Run by an endearing if understandably frenetic couple — with no employees, they’re the chefs, waitstaff and hosts — Mokonuts is low-key gourmet all the way. I had raw scallops that made me smile so involuntarily, co-owner/pastry chef/showrunner Moko Hirayama burst out laughing. (The main plate, pink-fleshed pigeon, was equally amazing.)
Mokonuts is where I chatted with a middle-aged American couple about food and travel. They asked if I’d ever been to Lisbon, Portugal, and I said yes, I visited many, many years ago. (I’m of Portuguese descent, but that’s neither here nor there.) I found Lisbon to be like a giant, beautiful seaside village, suffused with languid, old-world charm. I relished it, but it didn’t leave teeth marks.
The couple perked up and replied that things have changed and they go there often for its food, people and invigorating bustle. Lisbon, I’ve since read, has become one of the most visited cities in Europe. My fellow travelers went on about it and inspired me to take a deeper look. The crazy result: I’m heading to Lisbon and Porto in mid-January. Expect a blog about sausage.

For the very first time in my many trips to Paris I did not see a classic American movie at one of the city’s numerous revival cinemas; no films (“An Affair to Remember” — pass) grabbed my interest, sadly.

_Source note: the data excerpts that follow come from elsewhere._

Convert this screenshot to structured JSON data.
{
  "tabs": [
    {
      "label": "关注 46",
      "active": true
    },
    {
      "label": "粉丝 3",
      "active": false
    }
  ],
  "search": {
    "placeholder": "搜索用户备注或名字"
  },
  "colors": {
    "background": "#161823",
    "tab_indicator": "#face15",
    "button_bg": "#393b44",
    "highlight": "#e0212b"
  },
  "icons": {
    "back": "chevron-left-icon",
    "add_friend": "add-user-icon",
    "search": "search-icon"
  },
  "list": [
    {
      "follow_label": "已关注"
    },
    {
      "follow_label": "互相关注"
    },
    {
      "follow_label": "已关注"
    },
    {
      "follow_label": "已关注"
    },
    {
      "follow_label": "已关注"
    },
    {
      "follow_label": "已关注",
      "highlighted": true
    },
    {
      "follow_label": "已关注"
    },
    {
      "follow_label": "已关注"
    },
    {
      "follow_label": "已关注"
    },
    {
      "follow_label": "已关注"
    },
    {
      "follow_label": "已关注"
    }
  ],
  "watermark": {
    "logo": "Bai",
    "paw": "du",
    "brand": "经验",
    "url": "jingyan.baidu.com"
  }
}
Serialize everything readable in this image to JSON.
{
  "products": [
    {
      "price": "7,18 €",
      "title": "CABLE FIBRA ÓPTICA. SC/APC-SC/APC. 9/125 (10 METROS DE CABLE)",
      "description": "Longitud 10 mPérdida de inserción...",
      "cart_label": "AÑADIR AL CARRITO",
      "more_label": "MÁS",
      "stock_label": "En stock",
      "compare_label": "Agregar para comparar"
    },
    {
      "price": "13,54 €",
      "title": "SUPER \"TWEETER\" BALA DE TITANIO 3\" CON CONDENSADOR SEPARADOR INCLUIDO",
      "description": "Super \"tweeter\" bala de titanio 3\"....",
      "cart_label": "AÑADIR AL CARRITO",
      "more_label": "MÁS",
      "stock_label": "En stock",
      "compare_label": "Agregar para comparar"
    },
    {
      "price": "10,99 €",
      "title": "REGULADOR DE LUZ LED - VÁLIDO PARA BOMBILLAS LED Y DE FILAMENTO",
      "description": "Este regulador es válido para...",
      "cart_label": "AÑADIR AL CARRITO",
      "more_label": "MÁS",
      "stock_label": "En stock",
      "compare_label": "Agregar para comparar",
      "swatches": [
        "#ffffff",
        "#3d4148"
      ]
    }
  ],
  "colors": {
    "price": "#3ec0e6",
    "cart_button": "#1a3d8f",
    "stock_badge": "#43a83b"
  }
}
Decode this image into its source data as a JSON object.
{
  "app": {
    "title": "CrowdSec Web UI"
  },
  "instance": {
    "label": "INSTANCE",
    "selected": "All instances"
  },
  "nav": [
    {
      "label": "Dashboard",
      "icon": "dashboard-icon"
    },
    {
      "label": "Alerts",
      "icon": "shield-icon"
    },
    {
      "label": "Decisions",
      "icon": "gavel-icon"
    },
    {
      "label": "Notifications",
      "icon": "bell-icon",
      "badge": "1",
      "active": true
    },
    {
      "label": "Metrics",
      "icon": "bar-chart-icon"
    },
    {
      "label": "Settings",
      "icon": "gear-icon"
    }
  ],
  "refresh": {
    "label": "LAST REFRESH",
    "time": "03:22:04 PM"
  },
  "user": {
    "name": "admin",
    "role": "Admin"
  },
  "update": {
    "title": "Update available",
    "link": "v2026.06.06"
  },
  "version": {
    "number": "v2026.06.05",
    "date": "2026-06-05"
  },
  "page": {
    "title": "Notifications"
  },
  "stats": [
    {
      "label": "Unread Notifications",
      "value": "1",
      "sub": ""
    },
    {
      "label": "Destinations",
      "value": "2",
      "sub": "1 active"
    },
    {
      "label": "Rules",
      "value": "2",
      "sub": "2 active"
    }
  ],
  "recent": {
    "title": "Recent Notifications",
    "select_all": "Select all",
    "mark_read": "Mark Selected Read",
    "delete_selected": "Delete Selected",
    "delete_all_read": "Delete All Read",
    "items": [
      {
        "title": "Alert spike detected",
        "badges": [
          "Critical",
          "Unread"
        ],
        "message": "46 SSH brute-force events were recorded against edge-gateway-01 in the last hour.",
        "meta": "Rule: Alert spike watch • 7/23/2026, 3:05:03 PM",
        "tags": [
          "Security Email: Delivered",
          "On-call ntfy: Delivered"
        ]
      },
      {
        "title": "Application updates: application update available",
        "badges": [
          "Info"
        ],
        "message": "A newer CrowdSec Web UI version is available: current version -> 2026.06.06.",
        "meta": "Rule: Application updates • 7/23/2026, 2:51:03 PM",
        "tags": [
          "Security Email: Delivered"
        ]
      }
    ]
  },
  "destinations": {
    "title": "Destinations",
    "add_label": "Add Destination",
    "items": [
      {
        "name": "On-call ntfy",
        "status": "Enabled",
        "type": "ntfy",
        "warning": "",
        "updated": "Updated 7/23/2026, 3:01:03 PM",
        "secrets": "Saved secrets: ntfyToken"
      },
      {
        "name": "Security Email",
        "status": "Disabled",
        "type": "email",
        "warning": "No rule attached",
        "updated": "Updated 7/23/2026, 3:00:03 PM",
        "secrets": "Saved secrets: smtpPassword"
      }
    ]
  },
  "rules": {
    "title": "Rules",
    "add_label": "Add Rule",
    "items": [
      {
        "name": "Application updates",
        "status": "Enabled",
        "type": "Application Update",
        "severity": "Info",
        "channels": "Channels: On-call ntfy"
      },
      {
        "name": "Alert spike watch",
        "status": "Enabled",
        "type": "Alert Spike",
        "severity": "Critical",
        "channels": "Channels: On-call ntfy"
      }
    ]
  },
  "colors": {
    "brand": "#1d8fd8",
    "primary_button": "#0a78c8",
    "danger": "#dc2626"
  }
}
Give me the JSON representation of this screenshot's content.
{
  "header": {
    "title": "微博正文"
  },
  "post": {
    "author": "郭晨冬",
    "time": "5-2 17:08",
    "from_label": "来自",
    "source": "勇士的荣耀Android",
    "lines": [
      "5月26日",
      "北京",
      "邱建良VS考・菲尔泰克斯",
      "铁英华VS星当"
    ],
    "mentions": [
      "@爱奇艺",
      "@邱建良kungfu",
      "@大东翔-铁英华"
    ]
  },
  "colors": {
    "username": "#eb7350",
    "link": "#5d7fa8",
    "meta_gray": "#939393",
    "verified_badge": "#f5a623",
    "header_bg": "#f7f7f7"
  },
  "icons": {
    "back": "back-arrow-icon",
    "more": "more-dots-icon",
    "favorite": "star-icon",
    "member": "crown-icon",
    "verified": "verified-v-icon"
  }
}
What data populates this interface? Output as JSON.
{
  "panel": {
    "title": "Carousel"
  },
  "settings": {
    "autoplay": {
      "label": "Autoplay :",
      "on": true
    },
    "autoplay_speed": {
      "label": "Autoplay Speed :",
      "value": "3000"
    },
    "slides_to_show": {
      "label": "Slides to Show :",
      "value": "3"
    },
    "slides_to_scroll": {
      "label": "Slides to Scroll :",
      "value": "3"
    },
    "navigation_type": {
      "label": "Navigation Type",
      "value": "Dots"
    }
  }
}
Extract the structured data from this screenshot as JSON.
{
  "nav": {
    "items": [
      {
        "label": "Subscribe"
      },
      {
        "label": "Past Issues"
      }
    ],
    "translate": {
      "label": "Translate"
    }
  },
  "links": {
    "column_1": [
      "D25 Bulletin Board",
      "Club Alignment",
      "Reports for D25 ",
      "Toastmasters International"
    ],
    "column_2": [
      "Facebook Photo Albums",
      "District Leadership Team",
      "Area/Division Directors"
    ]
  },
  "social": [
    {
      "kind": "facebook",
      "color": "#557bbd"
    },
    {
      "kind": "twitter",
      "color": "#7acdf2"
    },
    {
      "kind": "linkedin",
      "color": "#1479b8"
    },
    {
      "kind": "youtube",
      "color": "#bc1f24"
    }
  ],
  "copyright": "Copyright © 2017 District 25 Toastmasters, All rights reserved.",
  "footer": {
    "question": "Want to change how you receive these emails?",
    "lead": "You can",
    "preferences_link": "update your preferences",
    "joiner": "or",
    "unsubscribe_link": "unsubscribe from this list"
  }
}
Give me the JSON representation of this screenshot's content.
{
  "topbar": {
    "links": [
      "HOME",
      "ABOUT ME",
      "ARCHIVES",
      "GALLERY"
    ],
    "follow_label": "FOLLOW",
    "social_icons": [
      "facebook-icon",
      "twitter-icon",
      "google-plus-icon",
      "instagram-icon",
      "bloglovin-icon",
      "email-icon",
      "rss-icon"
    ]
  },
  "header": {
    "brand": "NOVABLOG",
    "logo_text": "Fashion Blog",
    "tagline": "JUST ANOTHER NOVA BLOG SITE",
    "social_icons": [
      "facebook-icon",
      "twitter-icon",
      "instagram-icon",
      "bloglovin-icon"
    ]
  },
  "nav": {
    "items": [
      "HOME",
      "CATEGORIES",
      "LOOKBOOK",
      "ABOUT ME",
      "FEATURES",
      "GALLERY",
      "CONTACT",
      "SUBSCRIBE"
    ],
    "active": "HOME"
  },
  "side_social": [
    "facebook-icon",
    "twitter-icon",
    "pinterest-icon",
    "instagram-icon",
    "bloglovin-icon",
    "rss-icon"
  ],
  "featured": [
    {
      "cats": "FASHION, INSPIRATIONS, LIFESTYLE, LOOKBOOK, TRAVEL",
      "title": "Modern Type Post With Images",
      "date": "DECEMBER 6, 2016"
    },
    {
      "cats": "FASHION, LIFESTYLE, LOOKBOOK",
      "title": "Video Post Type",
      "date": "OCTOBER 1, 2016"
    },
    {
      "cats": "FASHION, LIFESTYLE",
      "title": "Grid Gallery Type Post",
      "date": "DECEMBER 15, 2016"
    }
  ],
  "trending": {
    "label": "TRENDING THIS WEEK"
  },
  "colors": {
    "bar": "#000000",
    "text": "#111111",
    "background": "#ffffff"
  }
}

Yet I did take a short amble through my good friend Père Lachaise Cemetery, freckled as it was with fall leaves and dappled with autumn shadows. I sought out the relatively new grave of French actress Anna Karina, wife and muse of Jean-Luc Godard, with no luck. The place is massive. In fact I saw no celebrity plots — no Oscar Wilde, Jim Morrison or Edith Piaf — on this visit. Yet I still found a baroque beauty in death.
As always seems to happen, I strolled by Notre Dame several times. The gothic vision oddly emerges out of nowhere almost anywhere you go. It demands your attention.

She is tragically transformed after the April 2019 blaze that tore her soul out and broke the world’s collective heart. Only the indelible, indomitable facade is fully visible, as the rest of the cathedral is girdled by a fortress of construction walls, webbed in scaffolding and towered over by spindly cranes. Depressingly visible are exposed wood planks on the flying buttresses and gaping maws in the charred rooftop.
The surrounding wall panels are emblazoned with photos and explanatory text describing the fire’s destruction and exactly what type of surgical procedures the ancient lady is now undergoing. It’s informative, and classy. People still come to gaze in awe, and the cathedral’s gargoyles still perch in the heavens, smirking, telegraphing in their way that everything will be all right.